Living in History

On Sunday, December 3, the Ruggles House Society hosted their annual Christmas Tea.  According to Peter Winham, a member of the Ruggles House Society Board of Directors, over 100 visitors attended the event.

Winham and his wife Kathy own Teas of Cherryfield and they provided a variety of restorative beverages for the event.  In addition to their tea business, the Winhams also own The Englishman’s Bed and Breakfast located at 122 Main Street in Cherryfield, a few miles down the road from The Ruggles House.   The bed and breakfast, a two-story Federal style building known as the Archibald-Adams House, is located along the Narraguagus River and is listed on the National Register of Historic Places.

Back in July, when I first visited Columbia Falls and decided to attend the tea, I had only an inkling of the area’s historic credentials.  It was a whimsical idea, taking a car trip in December when the bad weather odds increase exponentially.  But Paul Cousins, Maine meteorologist, predicted “a sublime and unusually mild weekend” and his predictions of fair skies held firm.

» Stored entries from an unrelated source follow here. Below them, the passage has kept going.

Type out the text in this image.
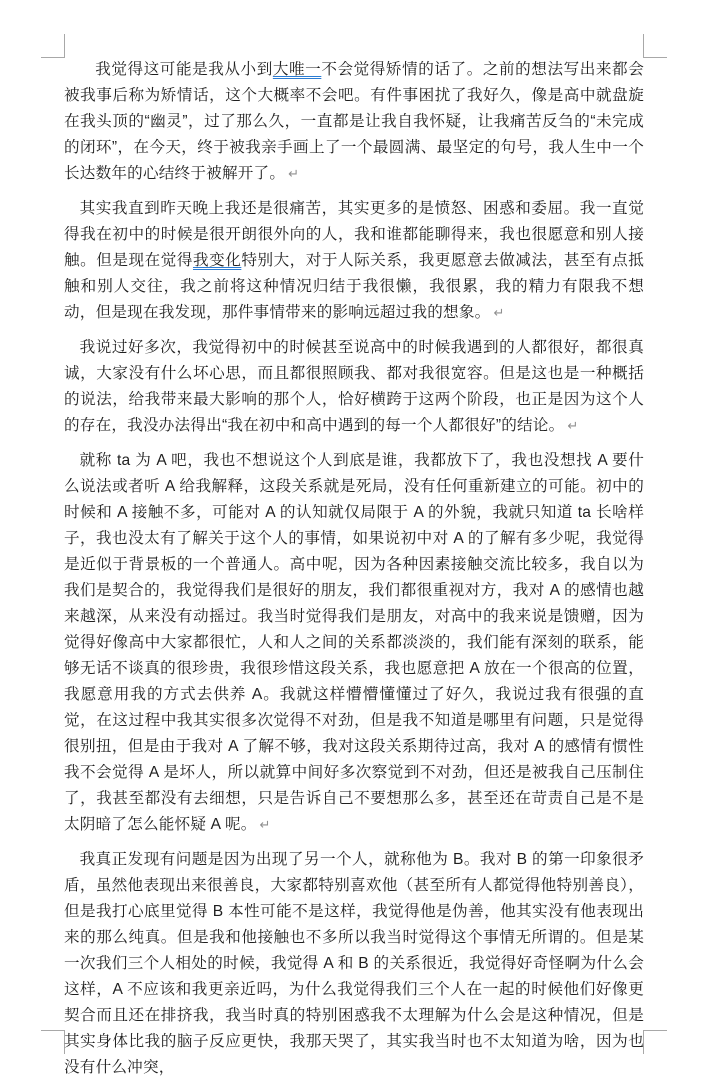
我觉得这可能是我从小到大唯一不会觉得矫情的话了。之前的想法写出来都会被我事后称为矫情话，这个大概率不会吧。有件事困扰了我好久，像是高中就盘旋在我头顶的“幽灵”，过了那么久，一直都是让我自我怀疑，让我痛苦反刍的“未完成的闭环”，在今天，终于被我亲手画上了一个最圆满、最坚定的句号，我人生中一个长达数年的心结终于被解开了。 ↵

其实我直到昨天晚上我还是很痛苦，其实更多的是愤怒、困惑和委屈。我一直觉得我在初中的时候是很开朗很外向的人，我和谁都能聊得来，我也很愿意和别人接触。但是现在觉得我变化特别大，对于人际关系，我更愿意去做减法，甚至有点抵触和别人交往，我之前将这种情况归结于我很懒，我很累，我的精力有限我不想动，但是现在我发现，那件事情带来的影响远超过我的想象。 ↵

我说过好多次，我觉得初中的时候甚至说高中的时候我遇到的人都很好，都很真诚，大家没有什么坏心思，而且都很照顾我、都对我很宽容。但是这也是一种概括的说法，给我带来最大影响的那个人，恰好横跨于这两个阶段，也正是因为这个人的存在，我没办法得出“我在初中和高中遇到的每一个人都很好”的结论。 ↵

就称 ta 为 A 吧，我也不想说这个人到底是谁，我都放下了，我也没想找 A 要什么说法或者听 A 给我解释，这段关系就是死局，没有任何重新建立的可能。初中的时候和 A 接触不多，可能对 A 的认知就仅局限于 A 的外貌，我就只知道 ta 长啥样子，我也没太有了解关于这个人的事情，如果说初中对 A 的了解有多少呢，我觉得是近似于背景板的一个普通人。高中呢，因为各种因素接触交流比较多，我自以为我们是契合的，我觉得我们是很好的朋友，我们都很重视对方，我对 A 的感情也越来越深，从来没有动摇过。我当时觉得我们是朋友，对高中的我来说是馈赠，因为觉得好像高中大家都很忙，人和人之间的关系都淡淡的，我们能有深刻的联系，能够无话不谈真的很珍贵，我很珍惜这段关系，我也愿意把 A 放在一个很高的位置，我愿意用我的方式去供养 A。我就这样懵懵懂懂过了好久，我说过我有很强的直觉，在这过程中我其实很多次觉得不对劲，但是我不知道是哪里有问题，只是觉得很别扭，但是由于我对 A 了解不够，我对这段关系期待过高，我对 A 的感情有惯性我不会觉得 A 是坏人，所以就算中间好多次察觉到不对劲，但还是被我自己压制住了，我甚至都没有去细想，只是告诉自己不要想那么多，甚至还在苛责自己是不是太阴暗了怎么能怀疑 A 呢。 ↵

我真正发现有问题是因为出现了另一个人，就称他为 B。我对 B 的第一印象很矛盾，虽然他表现出来很善良，大家都特别喜欢他（甚至所有人都觉得他特别善良），但是我打心底里觉得 B 本性可能不是这样，我觉得他是伪善，他其实没有他表现出来的那么纯真。但是我和他接触也不多所以我当时觉得这个事情无所谓的。但是某一次我们三个人相处的时候，我觉得 A 和 B 的关系很近，我觉得好奇怪啊为什么会这样，A 不应该和我更亲近吗，为什么我觉得我们三个人在一起的时候他们好像更契合而且还在排挤我，我当时真的特别困惑我不太理解为什么会是这种情况，但是其实身体比我的脑子反应更快，我那天哭了，其实我当时也不太知道为啥，因为也没有什么冲突，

I invited a friend, one with Revolutionary War roots dating back to the Battle of Machias and we sallied forth.

Fortunately, since my July visit, I had planted a seed of interest in my friend’s mind, encouraging her to begin her Daughters of the American Revolution (DAR) membership.  I told her she might meet a number of DAR members at the Ruggles Tea, and we could even wander around old cemeteries looking for her ancestors.

When we first arrived in the area, we visited the Rock Maple Cemetery in Harrington.  She located the stone of her great-grandfather, George Wellington Stevens.  From a family history written by one of her great aunts, I learned Stevens was a “sturdy heavyset man and he did hard work but was never in a hurry.”

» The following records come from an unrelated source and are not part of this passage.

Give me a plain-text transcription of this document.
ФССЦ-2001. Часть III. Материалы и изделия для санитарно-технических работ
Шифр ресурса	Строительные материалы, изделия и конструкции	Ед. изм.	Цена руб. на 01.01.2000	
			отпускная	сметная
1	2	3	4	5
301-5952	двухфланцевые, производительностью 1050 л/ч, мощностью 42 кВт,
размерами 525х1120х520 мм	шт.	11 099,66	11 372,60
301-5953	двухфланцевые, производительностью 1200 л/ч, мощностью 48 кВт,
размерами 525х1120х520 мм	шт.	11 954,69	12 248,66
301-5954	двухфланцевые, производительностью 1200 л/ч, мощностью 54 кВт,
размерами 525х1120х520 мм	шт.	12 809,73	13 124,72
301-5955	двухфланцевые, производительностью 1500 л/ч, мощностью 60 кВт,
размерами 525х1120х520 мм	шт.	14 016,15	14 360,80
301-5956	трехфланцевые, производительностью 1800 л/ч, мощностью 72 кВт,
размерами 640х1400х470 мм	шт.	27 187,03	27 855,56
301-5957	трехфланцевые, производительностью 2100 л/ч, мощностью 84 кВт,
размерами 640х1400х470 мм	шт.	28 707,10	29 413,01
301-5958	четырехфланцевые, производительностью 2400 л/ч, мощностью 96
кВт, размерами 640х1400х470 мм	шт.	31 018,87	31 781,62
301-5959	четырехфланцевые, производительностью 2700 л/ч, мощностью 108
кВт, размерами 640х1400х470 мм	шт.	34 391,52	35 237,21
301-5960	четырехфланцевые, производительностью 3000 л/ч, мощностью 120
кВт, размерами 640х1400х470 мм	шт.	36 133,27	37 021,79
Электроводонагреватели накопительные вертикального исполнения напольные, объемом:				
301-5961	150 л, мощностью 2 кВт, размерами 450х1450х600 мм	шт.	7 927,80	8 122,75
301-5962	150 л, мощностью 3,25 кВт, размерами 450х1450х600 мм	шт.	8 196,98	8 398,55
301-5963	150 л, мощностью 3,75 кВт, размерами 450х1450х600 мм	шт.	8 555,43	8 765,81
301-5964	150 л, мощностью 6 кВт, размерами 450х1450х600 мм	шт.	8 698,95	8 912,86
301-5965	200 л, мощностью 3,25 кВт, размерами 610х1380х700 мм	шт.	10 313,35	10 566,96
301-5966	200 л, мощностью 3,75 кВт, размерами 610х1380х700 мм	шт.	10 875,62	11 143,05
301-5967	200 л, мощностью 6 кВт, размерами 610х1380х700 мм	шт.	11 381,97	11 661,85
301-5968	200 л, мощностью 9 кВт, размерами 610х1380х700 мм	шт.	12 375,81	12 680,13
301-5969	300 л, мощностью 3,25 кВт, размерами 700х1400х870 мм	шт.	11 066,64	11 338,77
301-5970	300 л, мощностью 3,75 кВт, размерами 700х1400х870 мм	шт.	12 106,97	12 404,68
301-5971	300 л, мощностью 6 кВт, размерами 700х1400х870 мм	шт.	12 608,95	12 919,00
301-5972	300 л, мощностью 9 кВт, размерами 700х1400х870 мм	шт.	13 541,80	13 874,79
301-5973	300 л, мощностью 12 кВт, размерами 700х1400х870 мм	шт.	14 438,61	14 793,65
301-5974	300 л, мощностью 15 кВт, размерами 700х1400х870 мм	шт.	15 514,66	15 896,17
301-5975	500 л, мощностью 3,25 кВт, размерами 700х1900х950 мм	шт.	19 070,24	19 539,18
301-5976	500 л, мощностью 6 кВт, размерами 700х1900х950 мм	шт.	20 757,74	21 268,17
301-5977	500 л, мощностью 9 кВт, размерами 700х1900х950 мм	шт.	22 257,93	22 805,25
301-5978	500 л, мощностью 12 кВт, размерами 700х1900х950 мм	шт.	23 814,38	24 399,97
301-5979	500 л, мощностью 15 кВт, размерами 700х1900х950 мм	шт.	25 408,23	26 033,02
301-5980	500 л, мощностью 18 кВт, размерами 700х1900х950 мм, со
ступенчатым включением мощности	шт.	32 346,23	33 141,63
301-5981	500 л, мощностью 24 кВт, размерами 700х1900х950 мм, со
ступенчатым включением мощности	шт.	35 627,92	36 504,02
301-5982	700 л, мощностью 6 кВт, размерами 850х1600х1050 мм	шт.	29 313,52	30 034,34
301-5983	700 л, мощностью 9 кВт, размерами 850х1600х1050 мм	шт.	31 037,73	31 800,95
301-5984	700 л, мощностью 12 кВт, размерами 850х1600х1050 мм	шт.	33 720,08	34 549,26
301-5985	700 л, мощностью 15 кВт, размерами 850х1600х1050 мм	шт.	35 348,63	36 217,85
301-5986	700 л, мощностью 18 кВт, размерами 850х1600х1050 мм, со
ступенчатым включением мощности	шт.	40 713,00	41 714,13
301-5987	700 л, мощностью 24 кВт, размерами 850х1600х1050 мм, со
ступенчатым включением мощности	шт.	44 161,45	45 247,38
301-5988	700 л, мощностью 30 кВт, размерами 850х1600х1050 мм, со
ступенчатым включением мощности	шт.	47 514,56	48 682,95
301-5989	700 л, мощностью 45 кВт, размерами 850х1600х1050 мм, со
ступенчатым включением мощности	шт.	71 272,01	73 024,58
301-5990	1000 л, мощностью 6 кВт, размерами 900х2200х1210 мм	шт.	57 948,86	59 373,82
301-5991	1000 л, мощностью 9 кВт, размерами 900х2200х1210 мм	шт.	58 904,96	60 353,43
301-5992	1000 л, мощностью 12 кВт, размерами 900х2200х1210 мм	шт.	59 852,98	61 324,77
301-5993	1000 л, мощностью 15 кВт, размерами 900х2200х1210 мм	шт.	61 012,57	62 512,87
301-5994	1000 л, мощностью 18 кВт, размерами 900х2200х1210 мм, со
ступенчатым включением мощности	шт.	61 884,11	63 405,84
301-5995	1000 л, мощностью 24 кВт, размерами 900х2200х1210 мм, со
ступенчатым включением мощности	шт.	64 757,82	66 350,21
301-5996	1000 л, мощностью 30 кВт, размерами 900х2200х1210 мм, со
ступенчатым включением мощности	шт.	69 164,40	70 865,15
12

We made it our mantra to not be in a hurry while we were in Washington County.  It was a pleasant respite and in fact, one local woman told us we could slow time to the extent that we could “go back in time” if we visited Jonesport and Beals.

Of course, the allure of reversing time is always of interest to women and so we did visit the suggested idyllic area.

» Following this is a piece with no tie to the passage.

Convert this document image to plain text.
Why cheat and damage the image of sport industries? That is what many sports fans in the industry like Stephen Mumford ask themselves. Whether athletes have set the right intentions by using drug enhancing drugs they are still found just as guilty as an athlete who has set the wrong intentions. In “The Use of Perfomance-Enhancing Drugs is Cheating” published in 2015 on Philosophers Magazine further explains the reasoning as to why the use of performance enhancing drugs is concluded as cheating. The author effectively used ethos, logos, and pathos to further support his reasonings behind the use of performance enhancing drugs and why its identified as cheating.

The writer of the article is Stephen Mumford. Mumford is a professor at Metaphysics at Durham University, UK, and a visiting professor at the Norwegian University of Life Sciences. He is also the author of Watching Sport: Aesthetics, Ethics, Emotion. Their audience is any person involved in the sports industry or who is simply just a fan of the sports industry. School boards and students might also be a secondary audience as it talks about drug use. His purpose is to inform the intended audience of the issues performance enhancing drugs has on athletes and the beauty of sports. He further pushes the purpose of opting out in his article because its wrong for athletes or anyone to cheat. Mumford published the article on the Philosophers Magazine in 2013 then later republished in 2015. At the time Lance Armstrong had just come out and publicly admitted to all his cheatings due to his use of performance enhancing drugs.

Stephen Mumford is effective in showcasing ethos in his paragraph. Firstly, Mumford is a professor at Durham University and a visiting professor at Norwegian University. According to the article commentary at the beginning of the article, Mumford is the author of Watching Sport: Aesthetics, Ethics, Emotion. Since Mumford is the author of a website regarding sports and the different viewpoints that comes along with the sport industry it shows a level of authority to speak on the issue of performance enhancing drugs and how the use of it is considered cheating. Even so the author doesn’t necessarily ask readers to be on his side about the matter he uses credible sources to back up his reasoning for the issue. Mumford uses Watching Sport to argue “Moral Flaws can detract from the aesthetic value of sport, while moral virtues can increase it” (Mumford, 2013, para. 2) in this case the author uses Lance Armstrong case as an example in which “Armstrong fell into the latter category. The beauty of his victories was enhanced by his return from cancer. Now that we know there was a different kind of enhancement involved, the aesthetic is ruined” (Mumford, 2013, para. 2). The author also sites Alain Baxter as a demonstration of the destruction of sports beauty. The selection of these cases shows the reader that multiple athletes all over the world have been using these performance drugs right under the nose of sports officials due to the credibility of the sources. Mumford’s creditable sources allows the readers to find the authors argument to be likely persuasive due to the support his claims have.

The highlight of the trip came when my friend’s 79-year-old cousin Carole Ann, a DAR since the age of 17, gave us a private tour of the Burnham Tavern in Machias.  The building is significant because it was a meeting place for the local militia prior to the 1775 Battle of Machias.  The Hannah Weston Chapter of the DAR operates the Burnham Tavern today and it’s an interesting repository of information.

After our tour, we took our time heading home and even stopped at the iconic Helen’s Restaurant in Machias for a cup of chowder and a piece of pie.  Cousin Carole Ann provided a wealth of historical information in addition to knowing almost everyone at the restaurant.

Stepping back in time courtesy of Washington County towns is a relaxing off-season practice.  If you have any reason to believe your ancestral roots may be planted in this area, I highly encourage you to visit.  And if you do, take a cue from Grampy Stevens and do not hurry.